Growth in the illegal marketplace is just minimal in comparison [to the legal marketplace]. And I think what that indicates is that our efforts have helped.

The Internet2 consortium is a unique and innovative test bed for us to explore technologies that will help us produce and distribute our content with an eye on protecting those creative works.

We will continue to send a strong message to the users of these illicit networks that their actions are illegal, they can be identified and the consequences are real.

As an industry, you can live with a low-grade fever, but you cannot live with a cancer -- and that's the level that we're currently at.

It's plain and simple. Where there has been evidence of music theft, there are consequences for illegal activity.

I guess I would respond by saying that in June, the United States Supreme Court ruled unanimously that the uploading and downloading of songs, in violation of copyright, is illegal. And, I think, against that backdrop, it's quite straightforward.

When you go online and illegally download music, there is no difference between that and walking into a local record store, convenience store, and shoplifting a CD.

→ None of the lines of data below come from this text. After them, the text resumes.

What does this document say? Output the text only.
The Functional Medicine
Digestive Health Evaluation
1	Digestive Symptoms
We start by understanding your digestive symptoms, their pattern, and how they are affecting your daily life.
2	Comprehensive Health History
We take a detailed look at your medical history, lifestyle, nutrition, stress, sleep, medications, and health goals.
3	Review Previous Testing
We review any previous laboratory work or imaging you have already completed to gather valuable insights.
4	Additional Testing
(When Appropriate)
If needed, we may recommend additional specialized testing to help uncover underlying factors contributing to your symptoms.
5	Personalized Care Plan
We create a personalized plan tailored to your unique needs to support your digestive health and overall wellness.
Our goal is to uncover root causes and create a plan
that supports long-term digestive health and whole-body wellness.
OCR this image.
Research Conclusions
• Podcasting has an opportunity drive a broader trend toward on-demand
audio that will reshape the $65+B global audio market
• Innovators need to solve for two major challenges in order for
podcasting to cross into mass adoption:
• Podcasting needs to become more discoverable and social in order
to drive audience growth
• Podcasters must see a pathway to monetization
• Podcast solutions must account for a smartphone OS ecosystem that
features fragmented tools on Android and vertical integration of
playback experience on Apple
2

Theft is theft. When you log onto an illegal service and download music for free without compensation to the artists, the songwriters, the publishers, the musicians -- all those thousands of individuals whose hard work and great talent has gone into making that music possible -- there is no difference between that and walking into a Wal-Mart and shoplifting a CD.

It's not our goal to wipe out piracy entirely. It is our goal to bring it to a level of manageable control -- just as our industry has lived with physical piracy on the street for a number of years.